Useful if only interested in some of the dims,
e.g. if array has x,y,z,t dims but only want to mimic dims and coords from x,t.
name: None, bool, or str
whether to also include name in result
None –> True if array has name, else False
True –> name = array.name.
str –> name = name.
wrapped_interp1D

caller of function xarray_wrapped_interp1D in module PlasmaCalcs.tools.xarray_tools.xarray_sci

xarray_wrapped_interp1D(array, dim, values, *, wrap, demote=True, method=’linear’, **kw_interp)

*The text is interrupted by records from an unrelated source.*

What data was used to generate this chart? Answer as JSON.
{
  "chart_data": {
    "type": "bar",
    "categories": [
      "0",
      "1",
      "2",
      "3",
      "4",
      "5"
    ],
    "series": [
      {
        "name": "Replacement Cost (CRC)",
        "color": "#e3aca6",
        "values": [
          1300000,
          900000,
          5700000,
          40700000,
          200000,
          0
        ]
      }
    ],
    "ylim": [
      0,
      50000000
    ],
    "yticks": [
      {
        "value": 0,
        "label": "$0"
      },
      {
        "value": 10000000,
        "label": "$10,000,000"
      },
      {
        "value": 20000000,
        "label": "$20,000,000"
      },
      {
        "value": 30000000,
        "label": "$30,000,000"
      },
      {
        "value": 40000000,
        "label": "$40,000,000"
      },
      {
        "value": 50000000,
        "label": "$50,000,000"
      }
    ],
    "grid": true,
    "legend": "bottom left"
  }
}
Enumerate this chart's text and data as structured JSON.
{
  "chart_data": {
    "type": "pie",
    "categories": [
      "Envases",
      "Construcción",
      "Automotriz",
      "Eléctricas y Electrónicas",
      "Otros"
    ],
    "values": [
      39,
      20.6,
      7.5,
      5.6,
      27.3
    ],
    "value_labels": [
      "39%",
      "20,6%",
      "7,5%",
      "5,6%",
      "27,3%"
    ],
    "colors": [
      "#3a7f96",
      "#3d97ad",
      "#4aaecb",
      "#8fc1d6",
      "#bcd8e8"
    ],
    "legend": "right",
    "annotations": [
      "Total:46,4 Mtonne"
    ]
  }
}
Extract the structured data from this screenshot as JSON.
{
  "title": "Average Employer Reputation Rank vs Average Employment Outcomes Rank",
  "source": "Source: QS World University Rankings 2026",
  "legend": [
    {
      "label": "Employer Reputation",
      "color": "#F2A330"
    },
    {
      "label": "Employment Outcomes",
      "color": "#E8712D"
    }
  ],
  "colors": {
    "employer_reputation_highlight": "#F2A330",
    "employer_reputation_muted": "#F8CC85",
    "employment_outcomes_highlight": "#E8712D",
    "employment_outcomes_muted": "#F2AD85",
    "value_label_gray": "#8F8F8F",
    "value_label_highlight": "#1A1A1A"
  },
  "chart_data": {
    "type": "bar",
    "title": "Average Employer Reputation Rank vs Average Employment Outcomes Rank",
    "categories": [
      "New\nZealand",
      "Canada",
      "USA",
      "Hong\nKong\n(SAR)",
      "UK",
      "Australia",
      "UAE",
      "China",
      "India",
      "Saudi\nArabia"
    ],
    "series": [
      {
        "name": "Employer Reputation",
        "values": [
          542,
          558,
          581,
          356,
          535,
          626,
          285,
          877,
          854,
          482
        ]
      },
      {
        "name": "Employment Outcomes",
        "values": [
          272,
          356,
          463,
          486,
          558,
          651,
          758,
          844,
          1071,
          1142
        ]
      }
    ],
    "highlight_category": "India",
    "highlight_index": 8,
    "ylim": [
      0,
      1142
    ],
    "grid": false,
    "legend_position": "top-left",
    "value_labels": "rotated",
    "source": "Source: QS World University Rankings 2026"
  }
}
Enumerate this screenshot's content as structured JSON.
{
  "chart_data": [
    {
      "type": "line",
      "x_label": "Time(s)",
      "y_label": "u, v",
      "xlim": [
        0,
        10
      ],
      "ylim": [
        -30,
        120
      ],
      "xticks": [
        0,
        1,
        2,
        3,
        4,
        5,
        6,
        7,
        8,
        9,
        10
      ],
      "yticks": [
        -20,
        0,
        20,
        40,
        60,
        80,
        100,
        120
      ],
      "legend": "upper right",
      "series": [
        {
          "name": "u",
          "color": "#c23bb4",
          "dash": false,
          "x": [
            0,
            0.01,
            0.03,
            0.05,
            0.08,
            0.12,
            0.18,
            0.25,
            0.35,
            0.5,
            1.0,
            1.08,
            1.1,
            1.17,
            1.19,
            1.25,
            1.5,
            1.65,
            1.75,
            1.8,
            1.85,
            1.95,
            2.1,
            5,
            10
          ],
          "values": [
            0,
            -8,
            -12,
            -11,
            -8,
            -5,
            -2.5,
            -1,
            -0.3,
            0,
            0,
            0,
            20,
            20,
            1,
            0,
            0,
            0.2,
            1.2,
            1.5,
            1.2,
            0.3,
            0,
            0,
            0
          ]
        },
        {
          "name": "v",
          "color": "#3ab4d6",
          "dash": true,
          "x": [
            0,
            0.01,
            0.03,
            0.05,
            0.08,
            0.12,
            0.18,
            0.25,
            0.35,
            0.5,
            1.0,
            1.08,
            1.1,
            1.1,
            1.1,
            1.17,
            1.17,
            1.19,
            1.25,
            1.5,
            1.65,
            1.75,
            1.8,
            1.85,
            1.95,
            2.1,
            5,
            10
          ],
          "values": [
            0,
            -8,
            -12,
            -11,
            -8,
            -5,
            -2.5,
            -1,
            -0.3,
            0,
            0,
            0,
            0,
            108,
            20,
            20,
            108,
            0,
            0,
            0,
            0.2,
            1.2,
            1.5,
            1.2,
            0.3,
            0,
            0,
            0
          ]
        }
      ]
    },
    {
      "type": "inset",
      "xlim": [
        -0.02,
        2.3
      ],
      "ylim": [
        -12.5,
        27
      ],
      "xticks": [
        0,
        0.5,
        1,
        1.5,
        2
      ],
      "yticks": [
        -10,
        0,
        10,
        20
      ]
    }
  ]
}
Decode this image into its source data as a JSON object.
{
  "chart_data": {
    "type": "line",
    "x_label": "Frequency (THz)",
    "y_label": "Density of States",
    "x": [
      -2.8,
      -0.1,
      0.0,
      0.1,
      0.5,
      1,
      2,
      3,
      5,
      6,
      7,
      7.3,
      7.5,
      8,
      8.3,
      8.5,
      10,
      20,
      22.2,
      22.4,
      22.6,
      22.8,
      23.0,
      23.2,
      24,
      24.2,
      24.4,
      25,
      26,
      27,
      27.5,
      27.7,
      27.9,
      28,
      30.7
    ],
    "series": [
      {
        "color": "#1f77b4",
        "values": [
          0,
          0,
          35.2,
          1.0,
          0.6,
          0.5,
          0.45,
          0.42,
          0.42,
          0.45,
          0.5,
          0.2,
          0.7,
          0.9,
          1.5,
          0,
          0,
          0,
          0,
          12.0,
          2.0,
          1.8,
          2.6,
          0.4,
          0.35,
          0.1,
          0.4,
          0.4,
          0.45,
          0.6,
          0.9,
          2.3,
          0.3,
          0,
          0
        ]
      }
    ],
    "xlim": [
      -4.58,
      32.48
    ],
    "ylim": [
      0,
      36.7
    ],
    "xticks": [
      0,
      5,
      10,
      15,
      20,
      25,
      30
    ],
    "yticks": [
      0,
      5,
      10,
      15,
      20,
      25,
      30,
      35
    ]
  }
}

return array interpolated to values, along dim, assuming wrap-around at wrap.
For example: array[‘theta’] = 10, 30, 50, …, 350; dim=’theta’, wrap=360,
values=xr.DataArray([0, 5, 20, 355], dim=’myangles’), method=’linear’ –>
result[‘myangles’] == [0, 5, 20, 355], with values across myangles being:
result.isel(myangles=0) = 0.5*arr.isel(theta=-1) + 0.5*arr.isel(theta=0)
result.isel(myangles=1) = 0.25*arr.isel(theta=-1) + 0.75*arr.isel(theta=0)
result.isel(myangles=2) = 0.5*arr.isel(theta=0) + 0.5*arr.isel(theta=1)
result.isel(myangles=3) = 0.75*arr.isel(theta=-1) + 0.25*arr.isel(theta=0)
(e.g., the 0 degrees value is halfway between the 10 degrees and 350 degrees value,
instead of being nan or some extrapolation from purely the 10 degrees value).
array: xarray.DataArray
the array to be interpolated; any number of dims is fine.
dim: str
the dimension to interpolate along.
(or, can provide a 1D coordinate, and will automatically infer the implied dim.)
values: xarray.DataArray (any number of dims) or single value
tells values to interp to.
wrap: number
the wrap-around value for dim.
demote: bool
if provided dim= 1D coord (which is not a dimension) and result would vary along dim,
this tells whether to demote coord back to coord at the end,
i.e. whether to promote dim to a dimension.
e.g., maybe array varies across ‘i’ dim, with ‘theta’ coord along ‘i’,
and you want to interpolate based on ‘theta’ but keep ‘i’ as the dim afterward,
then use demote=True. To make result instead have ‘theta’ as dim, use demote=False.
method: ‘linear’ or any other method to provide to xarray.interp
(not yet implemented, must use ‘linear’.
Other methods might require additional padding, or less padding;
that can be implemented later if needed.)
additional kwargs get passed to xarray.interp.